I groaned as I reached over to grab it. I waited a moment to fully wake up, so I didn’t blind myself from the screen. When I turned it on, the time was around three in the morning.

It was a text from Sangha. The message read: “I’m sure you’ve already heard about this. But those cleansings happened to people our age. Have those same dreams as us. And yes, us. I just had one that’s why I’m texting you so late. Oh, and those dreams were about us three.”

“What the f-” I muttered to the empty room. I quickly started to type back, “what the hell do you mean us?”

“They had dreams of the temple burning. And us three, as well as a few others, were in their dreams. They said they could only make out the two of us, and Srey looked different in their dreams. But they knew it was her.”

I sighed. This was getting too weird. “Well things aren’t going to be good when our dads find out.”

“Agreed. I believe mine already knows, but he hasn’t spoken to me yet. They may accuse us of doing something evil.”

“Yeah I know. We haven’t done jack though. I don’t know man, if my dad brings it up I’ll try to sort things out. I’ll let you know.”

“Alright, I’ll do the same.”

I placed my phone back onto my nightstand. Making sure it’s charged enough not to plug it back in. I stared at the ceiling just thinking about everything. “This is all just weird coincidences.” I whispered to myself as I slowly fell asleep.


“No freaking way. He needs to tell us what he had dreamt about,” Srey said, sitting on my desk.

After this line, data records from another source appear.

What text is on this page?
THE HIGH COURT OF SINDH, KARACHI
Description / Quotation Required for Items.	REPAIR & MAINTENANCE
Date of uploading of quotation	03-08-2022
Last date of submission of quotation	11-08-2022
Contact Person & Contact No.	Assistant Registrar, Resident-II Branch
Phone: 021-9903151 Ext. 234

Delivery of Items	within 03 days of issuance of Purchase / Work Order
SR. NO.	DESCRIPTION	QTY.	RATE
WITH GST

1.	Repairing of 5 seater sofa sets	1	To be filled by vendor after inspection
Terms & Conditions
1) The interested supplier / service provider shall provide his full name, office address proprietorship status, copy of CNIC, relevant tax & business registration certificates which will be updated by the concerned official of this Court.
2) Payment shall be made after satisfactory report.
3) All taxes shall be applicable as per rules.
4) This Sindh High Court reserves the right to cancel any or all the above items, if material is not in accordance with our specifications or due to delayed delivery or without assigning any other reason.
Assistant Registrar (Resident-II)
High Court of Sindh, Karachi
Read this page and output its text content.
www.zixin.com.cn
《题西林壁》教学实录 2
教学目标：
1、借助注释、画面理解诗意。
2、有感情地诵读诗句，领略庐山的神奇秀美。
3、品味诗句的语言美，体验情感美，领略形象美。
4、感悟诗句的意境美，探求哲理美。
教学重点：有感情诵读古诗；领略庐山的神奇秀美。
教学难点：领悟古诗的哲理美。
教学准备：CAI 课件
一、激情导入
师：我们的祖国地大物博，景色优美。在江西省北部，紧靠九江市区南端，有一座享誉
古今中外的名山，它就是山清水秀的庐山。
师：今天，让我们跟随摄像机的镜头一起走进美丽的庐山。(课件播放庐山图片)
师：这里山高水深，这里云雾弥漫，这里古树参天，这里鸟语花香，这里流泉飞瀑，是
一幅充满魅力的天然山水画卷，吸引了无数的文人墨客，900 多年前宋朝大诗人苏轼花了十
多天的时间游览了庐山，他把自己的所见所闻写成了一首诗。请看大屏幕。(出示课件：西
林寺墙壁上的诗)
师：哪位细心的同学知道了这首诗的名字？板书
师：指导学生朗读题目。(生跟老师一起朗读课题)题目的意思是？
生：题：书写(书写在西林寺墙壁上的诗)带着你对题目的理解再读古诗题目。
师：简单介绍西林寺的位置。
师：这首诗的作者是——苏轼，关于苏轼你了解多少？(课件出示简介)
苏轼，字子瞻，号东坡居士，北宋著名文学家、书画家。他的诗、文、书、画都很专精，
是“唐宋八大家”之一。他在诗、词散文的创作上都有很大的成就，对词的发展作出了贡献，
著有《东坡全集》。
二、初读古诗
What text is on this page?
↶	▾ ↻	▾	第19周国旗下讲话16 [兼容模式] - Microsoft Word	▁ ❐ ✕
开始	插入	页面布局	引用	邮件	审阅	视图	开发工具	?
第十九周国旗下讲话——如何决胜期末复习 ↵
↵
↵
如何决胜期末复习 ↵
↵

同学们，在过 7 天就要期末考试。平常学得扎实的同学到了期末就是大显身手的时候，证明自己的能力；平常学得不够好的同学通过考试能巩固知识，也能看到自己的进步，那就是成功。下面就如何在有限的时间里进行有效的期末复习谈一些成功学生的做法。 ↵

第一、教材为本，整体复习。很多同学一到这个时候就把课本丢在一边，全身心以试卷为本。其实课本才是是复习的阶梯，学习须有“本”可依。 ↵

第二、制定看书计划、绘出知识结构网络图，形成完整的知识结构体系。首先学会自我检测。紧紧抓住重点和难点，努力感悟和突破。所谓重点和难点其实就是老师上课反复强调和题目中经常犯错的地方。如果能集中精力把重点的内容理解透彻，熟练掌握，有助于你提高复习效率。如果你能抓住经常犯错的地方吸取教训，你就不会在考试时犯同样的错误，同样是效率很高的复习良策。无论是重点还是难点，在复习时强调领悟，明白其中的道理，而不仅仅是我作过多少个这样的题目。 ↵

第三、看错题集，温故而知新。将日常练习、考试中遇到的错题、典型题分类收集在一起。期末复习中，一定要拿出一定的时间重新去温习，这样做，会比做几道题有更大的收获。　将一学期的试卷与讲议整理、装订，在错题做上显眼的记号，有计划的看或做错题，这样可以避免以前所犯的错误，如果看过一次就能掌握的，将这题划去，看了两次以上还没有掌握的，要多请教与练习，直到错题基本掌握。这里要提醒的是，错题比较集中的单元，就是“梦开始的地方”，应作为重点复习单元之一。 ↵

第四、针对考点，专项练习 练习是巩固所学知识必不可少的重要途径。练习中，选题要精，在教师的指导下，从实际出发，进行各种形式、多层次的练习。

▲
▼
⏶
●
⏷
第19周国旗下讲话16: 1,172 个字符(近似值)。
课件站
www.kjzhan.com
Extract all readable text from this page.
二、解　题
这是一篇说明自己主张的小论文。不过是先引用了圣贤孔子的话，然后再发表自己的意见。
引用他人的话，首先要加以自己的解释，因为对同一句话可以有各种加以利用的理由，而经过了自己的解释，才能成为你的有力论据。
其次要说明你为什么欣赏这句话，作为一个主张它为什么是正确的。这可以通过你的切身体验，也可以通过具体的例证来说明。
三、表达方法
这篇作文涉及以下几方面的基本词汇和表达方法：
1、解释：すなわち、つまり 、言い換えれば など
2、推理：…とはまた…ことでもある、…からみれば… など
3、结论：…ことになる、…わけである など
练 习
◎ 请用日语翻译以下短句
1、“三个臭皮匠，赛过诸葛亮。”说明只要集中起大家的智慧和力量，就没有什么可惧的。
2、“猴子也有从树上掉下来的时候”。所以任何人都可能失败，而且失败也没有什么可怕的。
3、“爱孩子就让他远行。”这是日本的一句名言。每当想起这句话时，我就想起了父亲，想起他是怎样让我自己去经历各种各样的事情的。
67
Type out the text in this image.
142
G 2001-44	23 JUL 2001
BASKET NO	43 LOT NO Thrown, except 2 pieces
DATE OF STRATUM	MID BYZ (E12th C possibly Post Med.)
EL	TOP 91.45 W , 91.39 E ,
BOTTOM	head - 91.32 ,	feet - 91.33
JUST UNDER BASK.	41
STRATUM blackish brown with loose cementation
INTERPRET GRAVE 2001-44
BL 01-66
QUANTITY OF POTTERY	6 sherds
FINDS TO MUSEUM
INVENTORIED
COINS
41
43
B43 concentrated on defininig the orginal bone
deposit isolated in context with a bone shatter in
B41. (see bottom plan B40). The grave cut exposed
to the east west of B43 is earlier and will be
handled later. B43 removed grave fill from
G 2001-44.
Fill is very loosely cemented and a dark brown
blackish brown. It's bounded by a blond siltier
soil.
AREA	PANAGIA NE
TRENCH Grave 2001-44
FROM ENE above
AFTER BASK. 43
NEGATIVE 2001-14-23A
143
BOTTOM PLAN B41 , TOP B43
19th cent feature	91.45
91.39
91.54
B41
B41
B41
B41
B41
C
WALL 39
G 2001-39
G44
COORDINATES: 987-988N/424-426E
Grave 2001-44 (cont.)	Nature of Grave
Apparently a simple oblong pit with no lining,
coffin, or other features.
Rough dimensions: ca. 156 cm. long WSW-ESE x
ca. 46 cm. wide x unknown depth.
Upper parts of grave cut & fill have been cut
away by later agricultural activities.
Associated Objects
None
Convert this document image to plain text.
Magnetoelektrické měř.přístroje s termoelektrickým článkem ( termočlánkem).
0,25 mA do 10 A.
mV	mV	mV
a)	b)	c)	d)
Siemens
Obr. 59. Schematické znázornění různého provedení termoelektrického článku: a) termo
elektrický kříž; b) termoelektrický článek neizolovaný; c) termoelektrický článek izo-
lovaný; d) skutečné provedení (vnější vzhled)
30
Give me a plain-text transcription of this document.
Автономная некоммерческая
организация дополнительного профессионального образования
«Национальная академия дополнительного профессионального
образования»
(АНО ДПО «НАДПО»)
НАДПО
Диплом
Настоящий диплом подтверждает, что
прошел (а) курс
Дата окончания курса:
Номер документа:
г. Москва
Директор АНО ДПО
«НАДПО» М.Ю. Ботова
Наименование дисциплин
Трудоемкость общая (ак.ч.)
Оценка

“Yeah I know, I haven’t seen him yet. It isn’t just us dreaming about the same situation, though.”

I continued to explain to her what I was told last night. She was shocked to say the very least.

“So what do we do about that?”

I shrugged. “There’s nothing we can do about it.”

We sat in silence for a moment before Srey decided it was too awkward.

“So, the New Year celebration is coming up. Isn’t it?”

I nodded.

“Are you excited to throw baby powder at kids?”

I chuckled. “Always. This year I was planning on getting a bunch of water balloons to chuck at them.”

Srey smiled. “Hell yeah!”

Our conversation continued, but was interrupted by Srey’s phone. “Huh, it was Violet. She said she had a nightmare about Sangha’s brother and I.”

“Sangha’s brother? That’s a new one.”

She nodded. “Yeah he might’ve been one of the people in mine but it’s hard to say. I know Violet could’ve been the other girl I saw, too.”


“Veasna, I need to speak with you.”

I froze at the sound of my father’s voice. I was simply trying to walk to my room to peacefully do my homework, or more like slack off, but you get the idea.

I slowly turned around to face him. He stood in front of his office door. I ended up following him into his office.

“I’m sure you’ve heard of everyone’s nightmares about you and your buddies. Even a few adults have been having these dreams, myself included.”

I sighed.

“There’s nothing that can be done about this, but for the safety of everyone attending New Years, I’m going to have to ask you to not be present; you and your friends.”

My eyes widened. This was so stupid! I can’t argue with him or else things could get worse. But this doesn’t make any sense. It’s all just a big coincidence.

“Yes, I understand. I’ll speak to my friends about this. We won’t attend.”


The day of the New Year Celebration came. But nothing that they did would stop what’s going to happen.